This month, the cybersecurity research firm Volexity found a series of four critical security vulnerabilities in Microsoft’s Exchange Server software. Since then, vulnerability has been independently verified and confirmed by Microsoft. It is believed to have been used by foreign-state threat actors for an unknown period of time, extending at least to January, 2021. Exchange acts as the back-end software that handles email for the vast majority of large organizations; Outlook connects to Exchange to display email for user accounts.
While the vulnerability does not affect customers running Microsoft’s Exchange Online service exclusively, most organizations in the US are running some form of Internet-facing Microsoft Outlook Web Access (OWA) for their email systems in tandem with Exchange servers.
Companies that use Microsoft Exchange Server for email messaging in any version should take immediate steps to address the situation. Office 365 is not affected, but companies with physical Exchange servers combined with Office 365 would still be vulnerable. The vulnerability effects every version of Microsoft Exchange Server from 2010 through 2016. The exploited vulnerability and potential back door allows a remote attacker full access and control of the organization’s Exchange server, including all the data residing on it—emails, attachments, contacts, notes, tasks, calendar items, etc.
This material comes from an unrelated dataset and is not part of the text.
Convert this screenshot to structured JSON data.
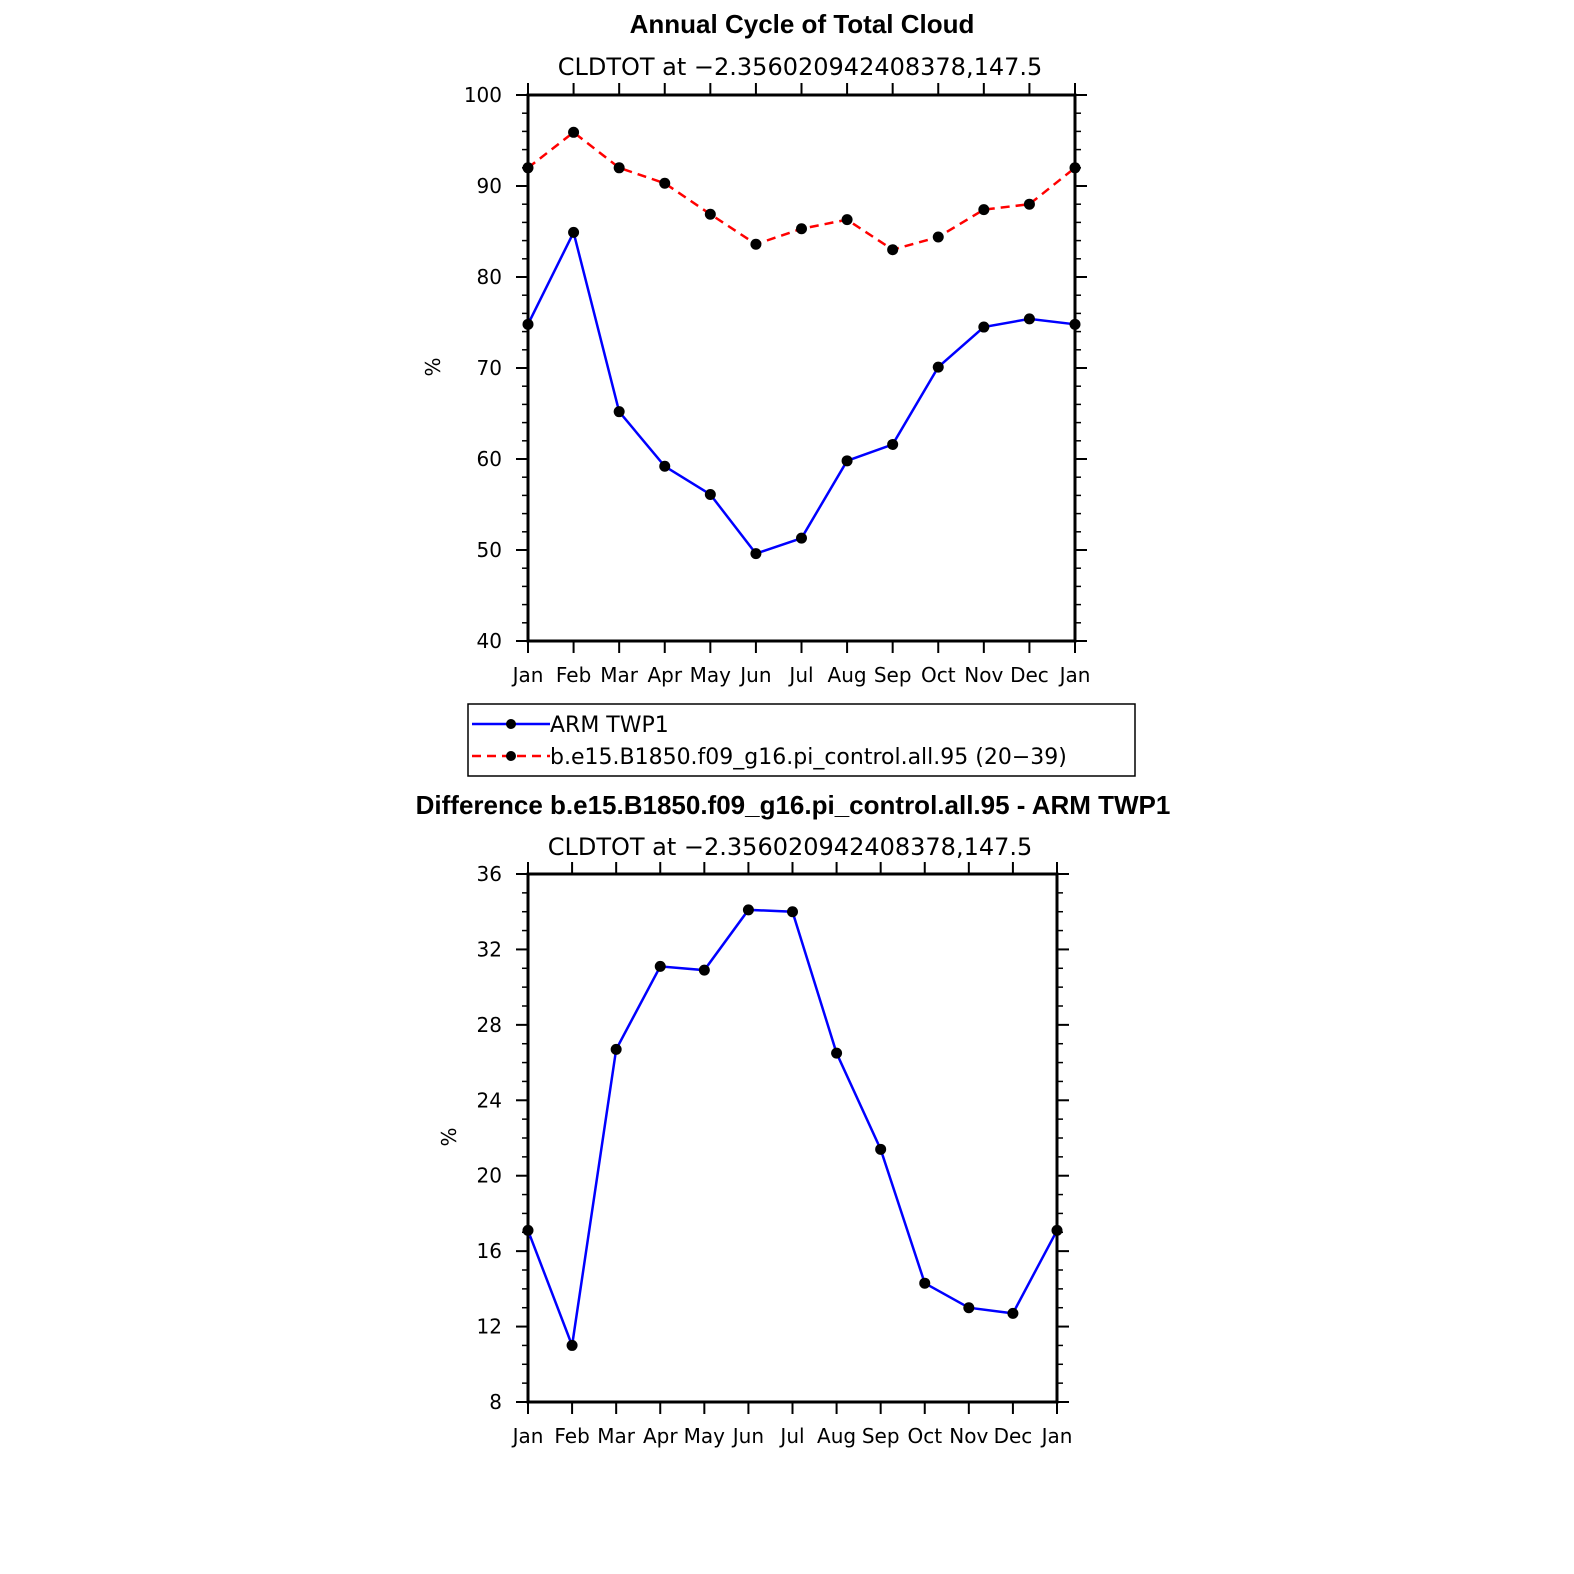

Attackers using the vulnerability can also identify a mailbox by user name and view or copy the entire mailbox contents.
The seriousness of the issue is difficult to understate. Using the exploit, intruders are able to leave behind one or more “web shell,” scripts for future use. A web shell is an easily-operated, password-protected hacking tool that can be accessed from any browser over the Internet; they are also commonly used for legitimate functions, and thus difficult to identify as malware by file type alone.